Here’s to ScoMo, he’s true blue! The government has found a hell of a headline ahead of the 2018 budget tomorrow with the announcement they’ll be cutting an “outdated and ridiculous” tax on craft breweries. The news, which dropped on Friday, is certainly exciting if you own a craft brewery, but is it really going to deliver the “CHEAP BEER” the headlines have been promising?
The planned change — which has been a long time coming, and was long campaigned for by Labor’s Anthony Albanese — will remove the extra tax required on kegs which are smaller than 48 litres. Under the new rules, all kegs over 8 litres will be taxed at the same rate, which will help level the playing field between the big breweries and smaller, craft producers. In a statement, the treasurer said this would help “drive competition in a sector currently dominated by large domestic and multinational brewers” and “will likely put downward pressure on prices”.
It’s no surprise that the last point was enthusiastically embraced by the media.
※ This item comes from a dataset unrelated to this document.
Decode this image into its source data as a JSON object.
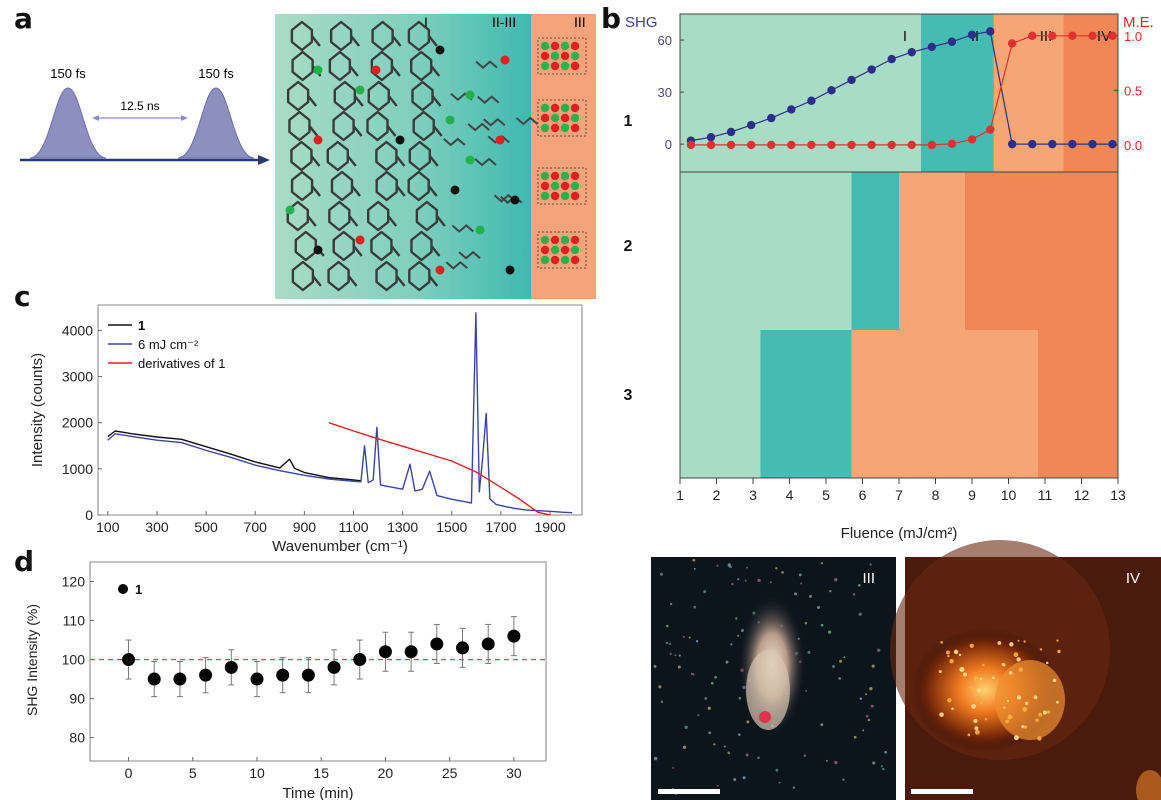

Triple M picked up the news with the decisive headline “Craft beers set to get cheaper as bizarre tax axed” and celebrated it as a huge win live on air.
“Axing beer tax will make trendy craft brews cheaper,” The Daily Tele concurred. “The budget move will mean some of Sydney favourite frothies — like Hair Man and Young Henry’s — will soon be cheaper,” Sharri Markson wrote. “Other brands that could see a price drop include Snowy Mountains and Batch.”
Don’t feel too bad if you didn’t pick up the important difference between “will soon be cheaper” and “could see a price drop”; the front page stated things in no uncertain terms:
Things were more confusing over at 9News, however. A news story with the headline “Cheers! Why buying beer just got cheaper” was finished off with this jarring point:
But will it lead to cheaper beer? One craft beer maker, with the Treasurer, at the official announcement, said it was up to individual producers. But, he said he didn’t think he’d pass the cut onto drinkers and lower the price.
The Border Mail had the right idea and put the question straight to some independent brewers who were celebrating the news: will the saving really be passed off to pub patrons? Rupert Shaw of Bright Brewery said “[the move] may lead to some cuts in price, but independent brewers have higher costs anyway”, and Grant Jones from Malt Shed agreed. “We think the treasurer’s statement on cheaper beer isn’t always right,” he said.
Shaw and Jones aren’t alone. Other brewers have stated the savings will likely allow them to “invest money in things that will improve the output and quality of what we do”.
Even with the tax cut, craft producers face other disadvantages in the market. There have long been complaints of being “locked out” of venues that have restrictive contracts with major brewers in exchange for “rebates, infrastructure investment and refurbishment loans”. The ACCC investigated the matter last year, and continues to watch its effect on the market.
Reducing price is one way of making your product more appealing in a market dominated by the budget brands of Lion Nathan and CUB, but don’t be surprised if producers use the savings on marketing, development or distribution instead. That may not be as appealing for the government and mainstream media who want to appeal to beer-guzzling voters/readers who want to save cash, but it seems to be closer to the truth.